Company-owned product labels are also accepted if they meet certain criteria. Here, practice must first prove which seals these are and whether they actually meet the requirements. Company-owned seals are highly questionable because they are not externally controlled.

Above all, it is still unclear how transparently compliance with the criteria and the award of the Green Button is reported. It will show what information can be obtained from the QR code – which is planned in the future – for each product.

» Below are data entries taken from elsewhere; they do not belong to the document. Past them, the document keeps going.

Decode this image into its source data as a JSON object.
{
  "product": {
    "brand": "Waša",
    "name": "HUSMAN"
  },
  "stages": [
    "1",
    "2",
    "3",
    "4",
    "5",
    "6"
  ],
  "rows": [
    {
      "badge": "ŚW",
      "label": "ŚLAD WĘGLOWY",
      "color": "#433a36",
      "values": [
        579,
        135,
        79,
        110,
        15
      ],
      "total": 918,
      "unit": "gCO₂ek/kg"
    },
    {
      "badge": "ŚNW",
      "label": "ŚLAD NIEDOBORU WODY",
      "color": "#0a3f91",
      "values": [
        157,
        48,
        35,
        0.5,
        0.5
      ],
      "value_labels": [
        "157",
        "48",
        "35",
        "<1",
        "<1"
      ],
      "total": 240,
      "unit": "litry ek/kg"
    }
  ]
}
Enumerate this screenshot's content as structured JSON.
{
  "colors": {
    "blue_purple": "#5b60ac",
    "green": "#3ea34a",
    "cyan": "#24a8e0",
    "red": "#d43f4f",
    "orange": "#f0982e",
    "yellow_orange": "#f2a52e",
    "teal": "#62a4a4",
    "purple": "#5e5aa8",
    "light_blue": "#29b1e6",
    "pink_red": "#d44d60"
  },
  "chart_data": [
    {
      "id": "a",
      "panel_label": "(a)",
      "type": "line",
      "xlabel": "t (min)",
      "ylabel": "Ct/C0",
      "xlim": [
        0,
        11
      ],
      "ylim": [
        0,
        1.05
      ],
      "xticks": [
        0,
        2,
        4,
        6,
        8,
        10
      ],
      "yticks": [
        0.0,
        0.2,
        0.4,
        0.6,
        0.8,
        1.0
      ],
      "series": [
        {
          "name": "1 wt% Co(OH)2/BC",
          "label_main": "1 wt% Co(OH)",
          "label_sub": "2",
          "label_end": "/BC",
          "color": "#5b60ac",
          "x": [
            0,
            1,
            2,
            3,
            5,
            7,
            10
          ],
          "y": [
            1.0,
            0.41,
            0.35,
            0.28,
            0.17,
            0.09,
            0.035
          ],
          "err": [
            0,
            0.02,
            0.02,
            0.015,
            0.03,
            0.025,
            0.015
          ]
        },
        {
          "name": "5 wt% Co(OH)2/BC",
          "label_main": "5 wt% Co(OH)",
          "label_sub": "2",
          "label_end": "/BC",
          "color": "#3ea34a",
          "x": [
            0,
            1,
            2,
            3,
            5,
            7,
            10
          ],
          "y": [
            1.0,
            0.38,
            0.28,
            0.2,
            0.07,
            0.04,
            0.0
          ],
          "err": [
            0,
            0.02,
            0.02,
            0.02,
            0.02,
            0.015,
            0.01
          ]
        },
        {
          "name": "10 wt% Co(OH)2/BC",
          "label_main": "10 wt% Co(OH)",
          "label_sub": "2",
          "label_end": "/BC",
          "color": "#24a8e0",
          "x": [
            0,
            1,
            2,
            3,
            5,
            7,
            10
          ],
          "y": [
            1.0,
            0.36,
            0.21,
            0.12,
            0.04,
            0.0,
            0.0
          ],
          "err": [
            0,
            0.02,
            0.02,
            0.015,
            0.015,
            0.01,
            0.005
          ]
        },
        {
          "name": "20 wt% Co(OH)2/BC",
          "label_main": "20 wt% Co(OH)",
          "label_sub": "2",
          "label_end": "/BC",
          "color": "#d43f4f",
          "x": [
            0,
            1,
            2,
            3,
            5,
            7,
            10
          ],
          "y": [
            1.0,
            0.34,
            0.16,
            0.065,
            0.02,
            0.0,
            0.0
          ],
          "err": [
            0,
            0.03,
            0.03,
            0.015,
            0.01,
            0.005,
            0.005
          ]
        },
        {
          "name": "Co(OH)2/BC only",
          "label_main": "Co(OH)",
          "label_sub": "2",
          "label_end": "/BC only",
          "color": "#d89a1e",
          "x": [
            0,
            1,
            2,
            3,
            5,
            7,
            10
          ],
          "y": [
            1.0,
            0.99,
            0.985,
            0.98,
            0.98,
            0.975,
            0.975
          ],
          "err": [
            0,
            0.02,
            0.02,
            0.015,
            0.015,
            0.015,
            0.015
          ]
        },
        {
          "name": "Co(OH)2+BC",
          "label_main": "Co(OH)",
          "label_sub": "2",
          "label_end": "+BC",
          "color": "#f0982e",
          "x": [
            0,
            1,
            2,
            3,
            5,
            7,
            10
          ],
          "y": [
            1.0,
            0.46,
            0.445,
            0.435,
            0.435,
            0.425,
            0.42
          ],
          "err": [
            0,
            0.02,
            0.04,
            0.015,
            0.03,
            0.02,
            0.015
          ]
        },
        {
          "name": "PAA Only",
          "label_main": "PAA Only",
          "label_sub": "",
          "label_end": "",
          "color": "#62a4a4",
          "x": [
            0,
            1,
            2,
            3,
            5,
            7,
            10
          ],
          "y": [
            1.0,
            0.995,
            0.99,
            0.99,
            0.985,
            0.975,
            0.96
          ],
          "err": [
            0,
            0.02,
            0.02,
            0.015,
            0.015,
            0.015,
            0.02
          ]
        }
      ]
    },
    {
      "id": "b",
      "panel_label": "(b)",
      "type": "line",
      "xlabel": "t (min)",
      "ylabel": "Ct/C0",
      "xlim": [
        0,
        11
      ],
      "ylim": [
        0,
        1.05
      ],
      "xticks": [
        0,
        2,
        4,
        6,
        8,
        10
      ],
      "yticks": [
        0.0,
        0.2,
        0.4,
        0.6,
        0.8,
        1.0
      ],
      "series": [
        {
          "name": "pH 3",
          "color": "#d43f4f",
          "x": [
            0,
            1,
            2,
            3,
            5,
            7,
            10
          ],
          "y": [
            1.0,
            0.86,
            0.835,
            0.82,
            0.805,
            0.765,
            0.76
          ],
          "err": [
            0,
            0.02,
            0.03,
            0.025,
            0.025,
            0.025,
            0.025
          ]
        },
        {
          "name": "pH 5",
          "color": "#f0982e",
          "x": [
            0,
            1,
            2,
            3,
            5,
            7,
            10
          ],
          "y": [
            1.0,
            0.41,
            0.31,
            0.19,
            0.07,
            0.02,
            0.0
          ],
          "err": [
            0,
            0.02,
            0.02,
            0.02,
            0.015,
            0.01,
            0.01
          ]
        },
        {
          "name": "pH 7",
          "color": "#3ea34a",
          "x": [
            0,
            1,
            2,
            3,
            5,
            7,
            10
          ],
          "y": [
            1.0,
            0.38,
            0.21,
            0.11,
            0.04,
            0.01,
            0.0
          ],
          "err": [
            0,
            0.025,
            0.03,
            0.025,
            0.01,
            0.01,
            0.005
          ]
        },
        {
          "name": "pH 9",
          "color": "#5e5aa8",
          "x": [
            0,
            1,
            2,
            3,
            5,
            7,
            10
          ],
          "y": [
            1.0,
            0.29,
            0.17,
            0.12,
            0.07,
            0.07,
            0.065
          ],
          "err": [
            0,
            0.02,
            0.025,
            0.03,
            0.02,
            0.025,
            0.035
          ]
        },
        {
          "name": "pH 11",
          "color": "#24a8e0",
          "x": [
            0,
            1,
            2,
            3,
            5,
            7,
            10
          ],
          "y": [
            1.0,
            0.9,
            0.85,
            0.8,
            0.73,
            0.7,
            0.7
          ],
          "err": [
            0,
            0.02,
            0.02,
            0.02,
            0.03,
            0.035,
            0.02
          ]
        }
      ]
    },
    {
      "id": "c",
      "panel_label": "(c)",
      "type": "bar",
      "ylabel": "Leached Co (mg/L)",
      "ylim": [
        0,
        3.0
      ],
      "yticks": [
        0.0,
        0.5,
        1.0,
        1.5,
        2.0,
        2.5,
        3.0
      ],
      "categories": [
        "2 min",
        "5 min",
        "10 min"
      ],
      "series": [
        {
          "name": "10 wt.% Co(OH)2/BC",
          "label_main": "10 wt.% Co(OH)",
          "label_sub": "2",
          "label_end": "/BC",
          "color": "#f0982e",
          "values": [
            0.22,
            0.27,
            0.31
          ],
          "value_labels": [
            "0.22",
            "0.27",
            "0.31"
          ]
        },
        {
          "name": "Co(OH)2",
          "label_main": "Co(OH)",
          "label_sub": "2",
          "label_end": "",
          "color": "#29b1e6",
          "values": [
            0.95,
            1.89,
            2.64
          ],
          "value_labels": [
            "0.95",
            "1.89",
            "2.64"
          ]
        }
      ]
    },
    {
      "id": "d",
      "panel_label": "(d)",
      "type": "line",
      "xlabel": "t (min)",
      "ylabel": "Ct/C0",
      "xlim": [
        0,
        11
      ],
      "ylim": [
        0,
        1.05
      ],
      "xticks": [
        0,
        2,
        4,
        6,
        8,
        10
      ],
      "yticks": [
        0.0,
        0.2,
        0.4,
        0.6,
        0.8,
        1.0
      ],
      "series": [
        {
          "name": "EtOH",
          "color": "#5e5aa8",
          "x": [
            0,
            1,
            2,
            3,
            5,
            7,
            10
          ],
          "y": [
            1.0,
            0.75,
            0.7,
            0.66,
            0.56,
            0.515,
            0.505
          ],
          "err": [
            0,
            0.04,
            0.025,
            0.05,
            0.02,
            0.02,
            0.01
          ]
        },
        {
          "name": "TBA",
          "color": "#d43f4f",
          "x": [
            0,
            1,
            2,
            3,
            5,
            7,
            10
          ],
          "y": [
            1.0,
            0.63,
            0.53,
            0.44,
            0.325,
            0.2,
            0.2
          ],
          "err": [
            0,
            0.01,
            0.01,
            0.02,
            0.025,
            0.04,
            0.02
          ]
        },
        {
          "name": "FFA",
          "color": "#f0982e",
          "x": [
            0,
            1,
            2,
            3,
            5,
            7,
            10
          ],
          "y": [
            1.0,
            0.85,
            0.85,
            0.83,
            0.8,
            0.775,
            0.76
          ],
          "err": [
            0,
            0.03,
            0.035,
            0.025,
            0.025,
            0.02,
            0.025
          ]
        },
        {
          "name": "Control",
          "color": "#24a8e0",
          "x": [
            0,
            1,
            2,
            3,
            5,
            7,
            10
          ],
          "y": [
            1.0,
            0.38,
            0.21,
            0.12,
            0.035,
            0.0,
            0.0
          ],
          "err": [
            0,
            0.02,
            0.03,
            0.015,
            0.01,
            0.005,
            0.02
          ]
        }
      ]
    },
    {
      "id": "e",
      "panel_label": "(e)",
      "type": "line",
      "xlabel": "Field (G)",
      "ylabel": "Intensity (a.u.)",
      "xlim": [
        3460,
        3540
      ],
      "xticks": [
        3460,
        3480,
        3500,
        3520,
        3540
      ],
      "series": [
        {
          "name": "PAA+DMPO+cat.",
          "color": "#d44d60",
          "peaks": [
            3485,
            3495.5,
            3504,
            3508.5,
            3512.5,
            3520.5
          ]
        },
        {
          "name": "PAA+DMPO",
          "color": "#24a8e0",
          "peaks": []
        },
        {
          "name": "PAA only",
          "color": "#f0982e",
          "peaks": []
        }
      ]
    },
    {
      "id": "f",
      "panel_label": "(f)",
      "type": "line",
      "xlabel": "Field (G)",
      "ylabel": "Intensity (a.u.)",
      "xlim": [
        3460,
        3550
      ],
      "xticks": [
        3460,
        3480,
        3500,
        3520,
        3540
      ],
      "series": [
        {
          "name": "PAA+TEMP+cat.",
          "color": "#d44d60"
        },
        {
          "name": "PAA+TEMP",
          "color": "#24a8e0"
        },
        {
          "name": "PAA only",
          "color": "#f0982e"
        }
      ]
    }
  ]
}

Conclusion: The green button is not demanding enough at the moment

During the Green Button especially a Companies' marketing tools is, whose credibility increases the state’s ‘blessing’, a textile alliance offers the opportunity to make a difference together. For some profound problems in the supply chain, such as the lack of living wages, A company can hardly achieve sustainable change on its own.

Statutory rules

Support them too Supply Chain Act initiative: Collect signatures or organize events and protests. You can order information materials online.
Sign the petition now...

Supply Chain Act The Green Button is just like the Textile Alliance a voluntary initiative, in which many companies do not participate. Therefore, a legal regulation is overdue that places companies under an obligation to uphold social and environmental standards. On the basis of such Supply Chain Act Persons affected by human rights violations must also be able to sue the purchasing companies in German courts..

So has France enact a law, England the Anti-Slavery Act and the Netherlands We have introduced a law against child labour. The German government, on the other hand, wants to continue to regulate everything on a voluntary basis. But we are calling for a legal regulation in Germany, even better at the European level. Voluntary measures such as the Green Button and an improved textile alliance could build on this.

 

 

Author:Dr. Gisela Burckhardt, CEO of FEMNET e.V.